We introduced an inter-occasion (visit) variability in the longitudinal model to reflect the commonly recognized disease fluctuation; this improved the estimation of the progression rate. The model suggested that patients with lower baseline severity had faster progression, support the report that the progression, when measured by MDS-UPDRS Part III, was slower at the more advanced stage21. The effects of other factors such as genotype, comorbidity, age, disease history and diagnostic biomarkers on disease progression remain to be assessed.23,24,30
That IRT analysis of MDS-UPDRS Pat III required a smaller sample size is relevant to composite scales used in other indications. Because of the less informative items, composite scores could compromise signal-to-noise ratio. Some instruments are also long, hence physically and mentally exhausting for debilitated patients, and leading to incomplete or poor data. Therefore, a bespoke and shorter instrument is often desired. The development, validation and user training are costly and time consuming; and a new instrument suffers the risk of missing out relevant information when used for assessing a new drug of unestablished profile and lack of comparability with existing data. The IRT approach can enhance signal detection power and reduce sample size through directly accessing and weighting of item-level data of a well-established instrument that’s accepted by regulators. When item scores are used directly, incomplete data are still useful.

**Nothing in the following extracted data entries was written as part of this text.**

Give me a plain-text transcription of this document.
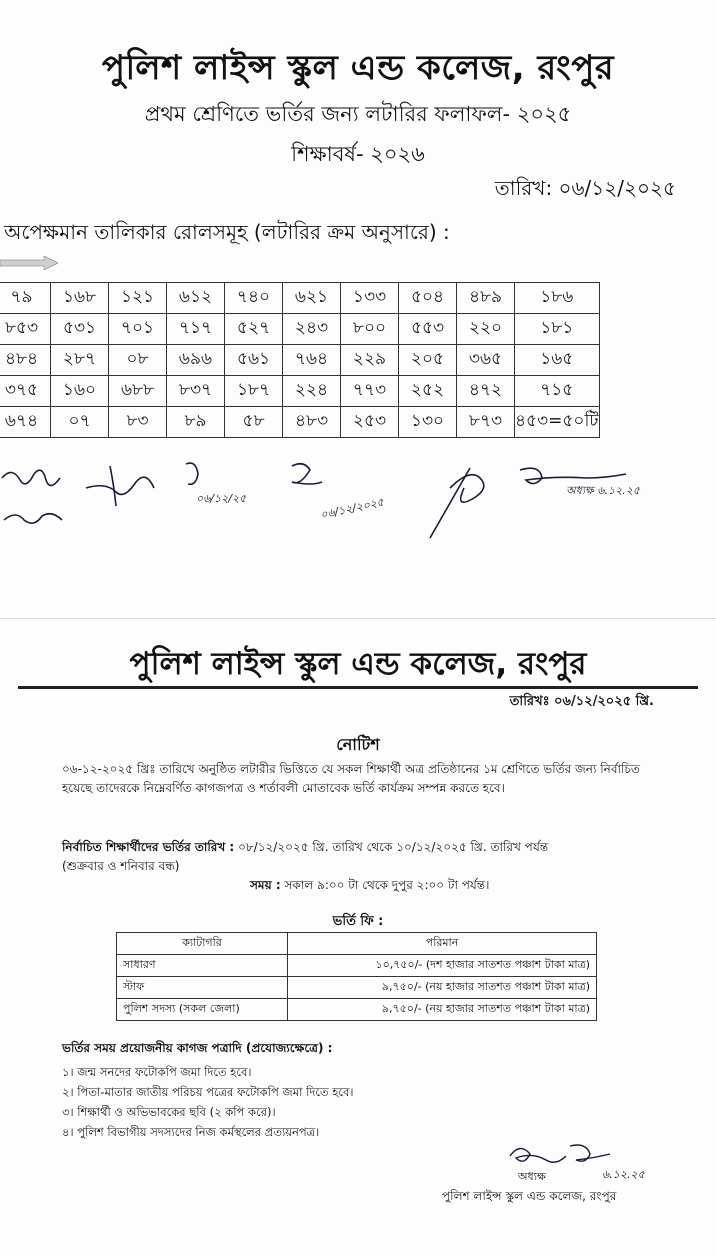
পুলিশ লাইন্স স্কুল এন্ড কলেজ, রংপুর
প্রথম শ্রেণিতে ভর্তির জন্য লটারির ফলাফল- ২০২৫
শিক্ষাবর্ষ- ২০২৬
তারিখ: ০৬/১২/২০২৫
অপেক্ষমান তালিকার রোলসমূহ (লটারির ক্রম অনুসারে) :
৭৯	১৬৮	১২১	৬১২	৭৪০	৬২১	১৩৩	৫০৪	৪৮৯	১৮৬
৮৫৩	৫৩১	৭০১	৭১৭	৫২৭	২৪৩	৮০০	৫৫৩	২২০	১৮১
৪৮৪	২৮৭	০৮	৬৯৬	৫৬১	৭৬৪	২২৯	২০৫	৩৬৫	১৬৫
৩৭৫	১৬০	৬৮৮	৮৩৭	১৮৭	২২৪	৭৭৩	২৫২	৪৭২	৭১৫
৬৭৪	০৭	৮৩	৮৯	৫৮	৪৮৩	২৫৩	১৩০	৮৭৩	৪৫৩=৫০টি
০৬/১২/২৫	০৬/১২/২০২৫
অধ্যক্ষ ৬.১২.২৫
পুলিশ লাইন্স স্কুল এন্ড কলেজ, রংপুর
তারিখঃ ০৬/১২/২০২৫ খ্রি.
নোটিশ
০৬-১২-২০২৫ খ্রিঃ তারিখে অনুষ্ঠিত লটারীর ভিত্তিতে যে সকল শিক্ষার্থী অত্র প্রতিষ্ঠানের ১ম শ্রেণিতে ভর্তির জন্য নির্বাচিত হয়েছে তাদেরকে নিম্নেবর্ণিত কাগজপত্র ও শর্তাবলী মোতাবেক ভর্তি কার্যক্রম সম্পন্ন করতে হবে।
নির্বাচিত শিক্ষার্থীদের ভর্তির তারিখ : ০৮/১২/২০২৫ খ্রি. তারিখ থেকে ১০/১২/২০২৫ খ্রি. তারিখ পর্যন্ত
(শুক্রবার ও শনিবার বন্ধ)
সময় : সকাল ৯:০০ টা থেকে দুপুর ২:০০ টা পর্যন্ত।
ভর্তি ফি :
ক্যাটাগরি	পরিমান
সাধারণ	১০,৭৫০/- (দশ হাজার সাতশত পঞ্চাশ টাকা মাত্র)
স্টাফ	৯,৭৫০/- (নয় হাজার সাতশত পঞ্চাশ টাকা মাত্র)
পুলিশ সদস্য (সকল জেলা)	৯,৭৫০/- (নয় হাজার সাতশত পঞ্চাশ টাকা মাত্র)
ভর্তির সময় প্রয়োজনীয় কাগজ পত্রাদি (প্রযোজ্যক্ষেত্রে) :
১। জন্ম সনদের ফটোকপি জমা দিতে হবে।
২। পিতা-মাতার জাতীয় পরিচয় পত্রের ফটোকপি জমা দিতে হবে।
৩। শিক্ষার্থী ও অভিভাবকের ছবি (২ কপি করে)।
৪। পুলিশ বিভাগীয় সদস্যদের নিজ কর্মস্থলের প্রত্যয়নপত্র।
অধ্যক্ষ	৬.১২.২৫
পুলিশ লাইন্স স্কুল এন্ড কলেজ, রংপুর
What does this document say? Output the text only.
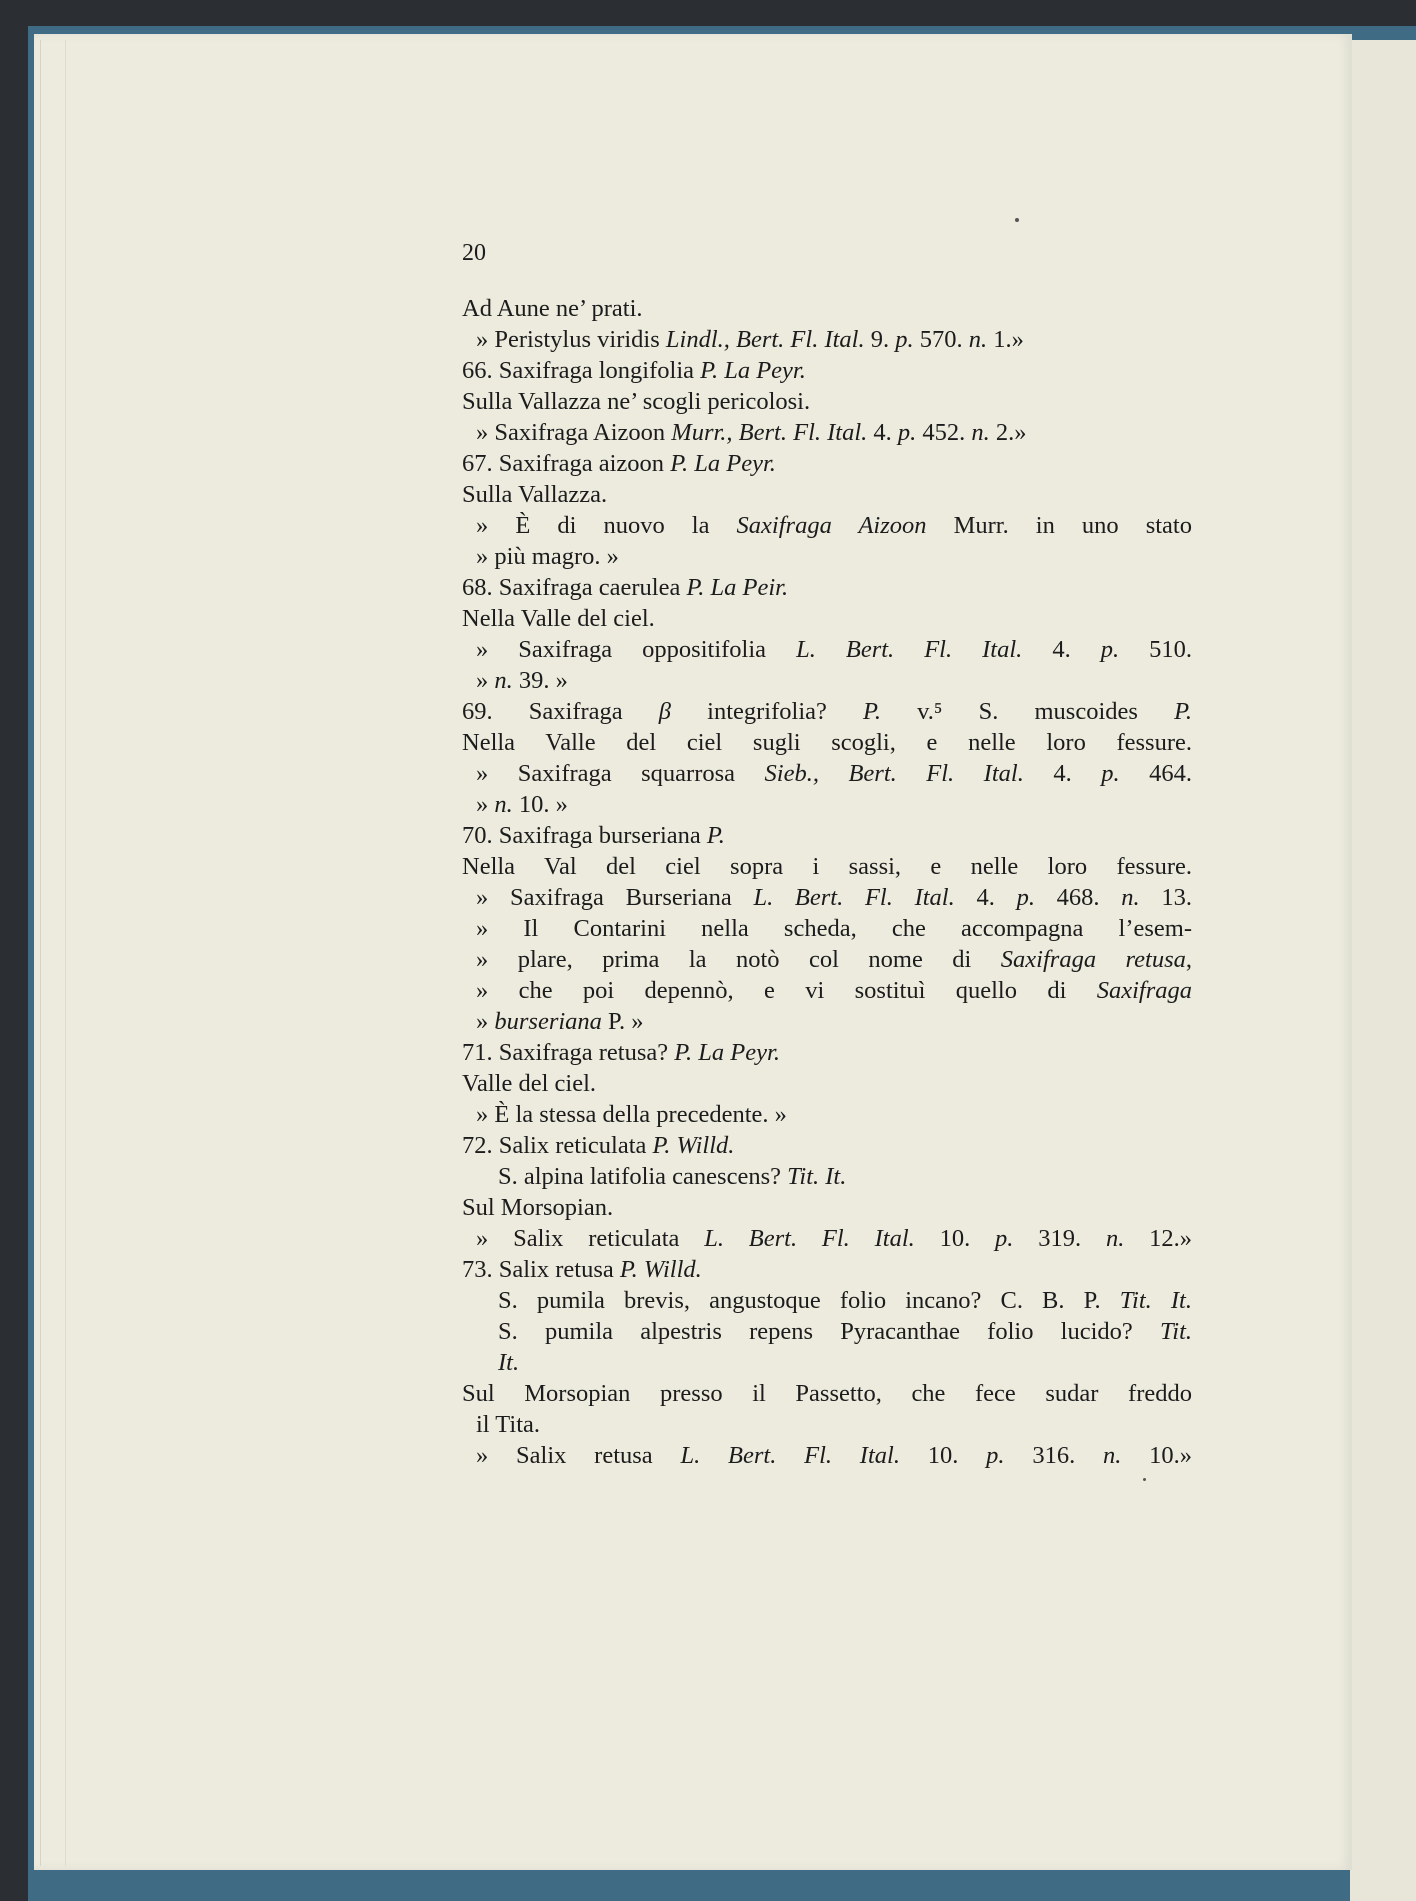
20
Ad Aune ne’ prati.
» Peristylus viridis Lindl., Bert. Fl. Ital. 9. p. 570. n. 1.»
66. Saxifraga longifolia P. La Peyr.
Sulla Vallazza ne’ scogli pericolosi.
» Saxifraga Aizoon Murr., Bert. Fl. Ital. 4. p. 452. n. 2.»
67. Saxifraga aizoon P. La Peyr.
Sulla Vallazza.
» È di nuovo la Saxifraga Aizoon Murr. in uno stato
» più magro. »
68. Saxifraga caerulea P. La Peir.
Nella Valle del ciel.
» Saxifraga oppositifolia L. Bert. Fl. Ital. 4. p. 510.
» n. 39. »
69. Saxifraga β integrifolia? P. v.⁵ S. muscoides P.
Nella Valle del ciel sugli scogli, e nelle loro fessure.
» Saxifraga squarrosa Sieb., Bert. Fl. Ital. 4. p. 464.
» n. 10. »
70. Saxifraga burseriana P.
Nella Val del ciel sopra i sassi, e nelle loro fessure.
» Saxifraga Burseriana L. Bert. Fl. Ital. 4. p. 468. n. 13.
» Il Contarini nella scheda, che accompagna l’esem-
» plare, prima la notò col nome di Saxifraga retusa,
» che poi depennò, e vi sostituì quello di Saxifraga
» burseriana P. »
71. Saxifraga retusa? P. La Peyr.
Valle del ciel.
» È la stessa della precedente. »
72. Salix reticulata P. Willd.
S. alpina latifolia canescens? Tit. It.
Sul Morsopian.
» Salix reticulata L. Bert. Fl. Ital. 10. p. 319. n. 12.»
73. Salix retusa P. Willd.
S. pumila brevis, angustoque folio incano? C. B. P. Tit. It.
S. pumila alpestris repens Pyracanthae folio lucido? Tit.
It.
Sul Morsopian presso il Passetto, che fece sudar freddo
il Tita.
» Salix retusa L. Bert. Fl. Ital. 10. p. 316. n. 10.»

By extension, it may be possible to reduce patient burden by asking each patient to take only a stratified partial test. Other potential applications of this approach include bridging between different versions of an evolving instrument for meta-analysis or cross-study comparison,28 and translating clinical trial results to patient outcome expectations. These areas require extensive further research and experience building by the clinical research community.